This is an original proceeding in prohibition, instituted by the relator, seeking to prohibit the respondent from proceeding to try him upon Count I of an. information charging him with a conspiracy to commit abortion. The grounds for seeking this extraordinary relief is a violation of the constitutional prohibition against double jeopardy. See: Section 12, Declaration of Rights, Florida Constitution, F.S.A.
The facts giving rise to this situation, as revealed by the record, are the following: The relator had an information filed against him on June 21, 1962, containing two counts. The first count was a conspiracy to commit abortion, and the second count was attempted abortion. The cause came on for trial and, subsequent to the jury being im-panelled and sworn the State, upon motion being made, elected to proceed only upon Count II. Thereafter, the jury returned the verdict in favor of the relator. Subsequently, the relator was noticed for trial upon Count I, to wit: conspiracy to commit abortion. Upon being advised of the trial upon Count I, he instituted these original proceedings in the nature of a prohibition.
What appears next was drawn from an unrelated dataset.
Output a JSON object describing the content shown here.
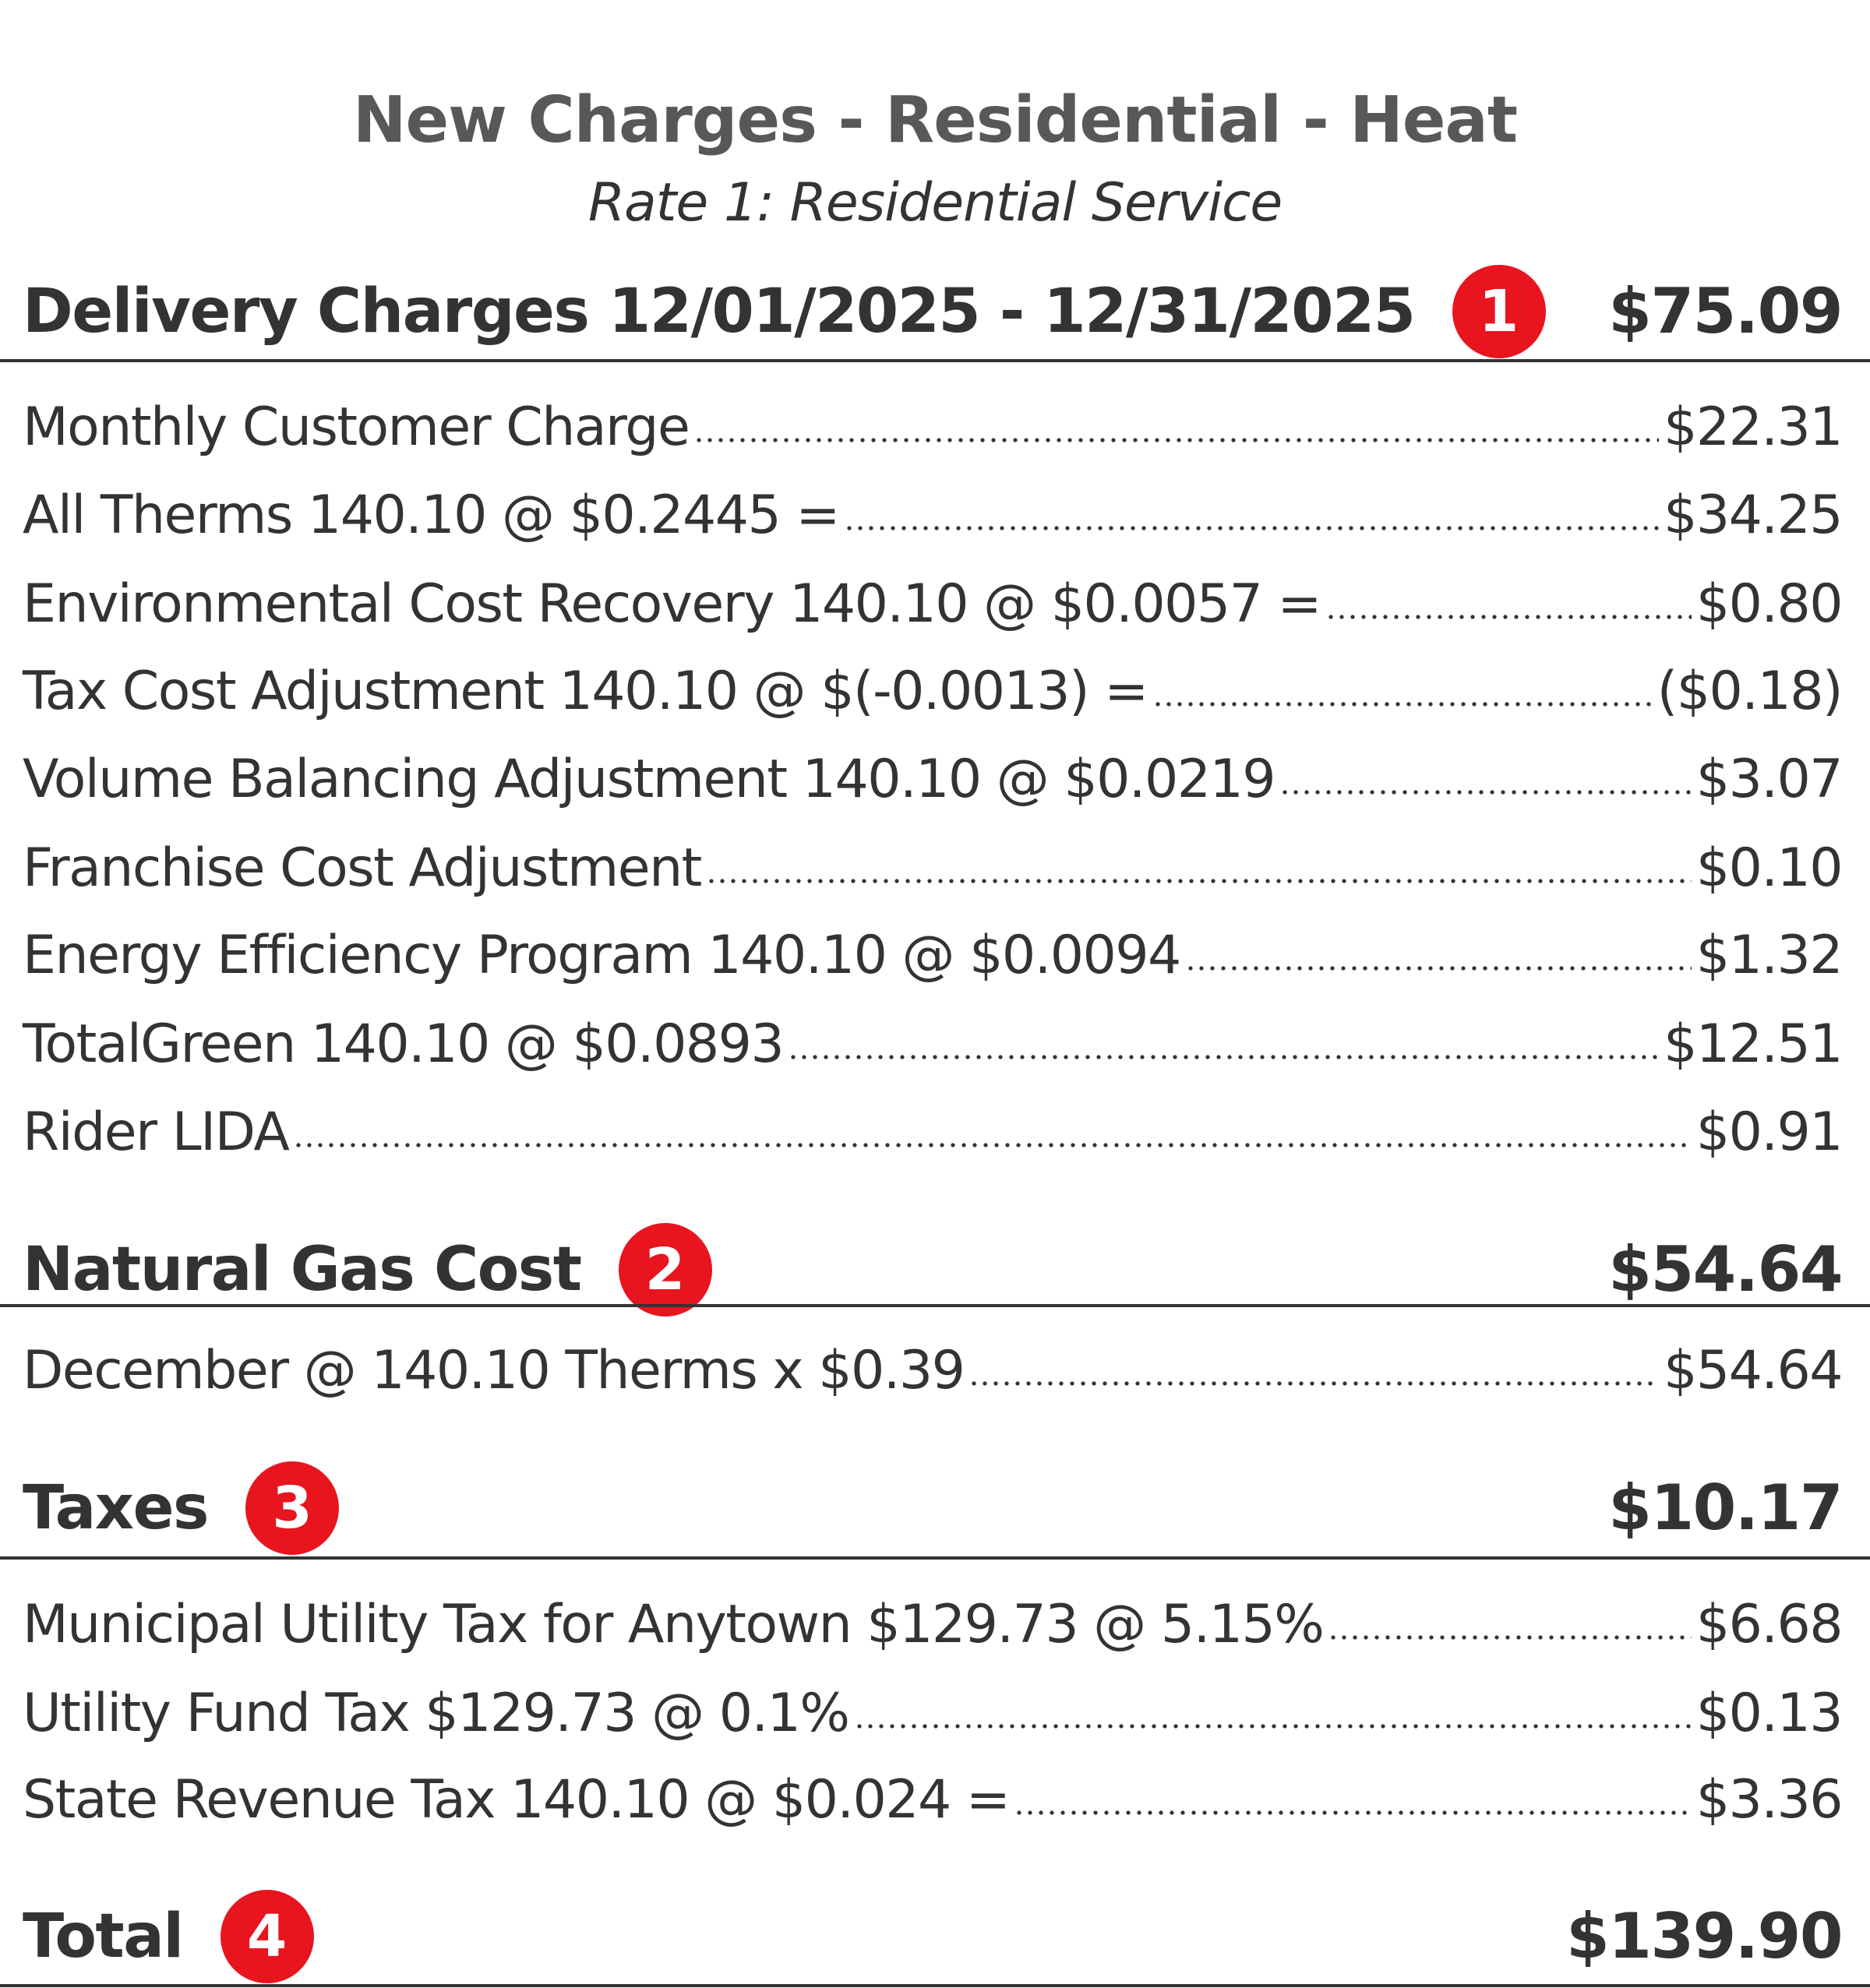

It appears that the State not having made its election until after the jury was impanelled and sworn, the relator was placed in jeopardy upon both counts during the . original trial. See: Brown v. State, 130 Fla. 479, 178 So. 153; Mead v. State, Fla.App.1959, 110 So.2d 504. It appears that prohibition has been recognized as an appropriate proceeding to urge the constitutional right against double jeopardy. See: State ex rel. Manning v. Himes, 153 Fla. 711, 15 So.2d 613; State ex rel. Williams v. Grayson, Fla.1956, 90 So.2d 710; State ex rel. Hicks v. McCrary, Fla.App.1962, 141 So.2d 323. The relator having once been put in jeopardy on the first count, the rule nisi in prohibition should be made absolute, and the respondent prohibited from proceeding to try the relator a second time. The respondent urges that the relator, by making the motion requiring the State to elect, waived his right to double jeopardy upon the abandoned first count and, therefore, is estopped to urge this constitutional right. We find upon this record that this contention is without merit. See: State v. Rush, 138 Kan. 465, 26 P.2d 581.
*875Therefore, it is the opinion of this court that the rule nisi, heretofore issued in prohibition, should be made absolute. We assume, because of the views expressed herein, that it will be unnecessary to formally issue the writ.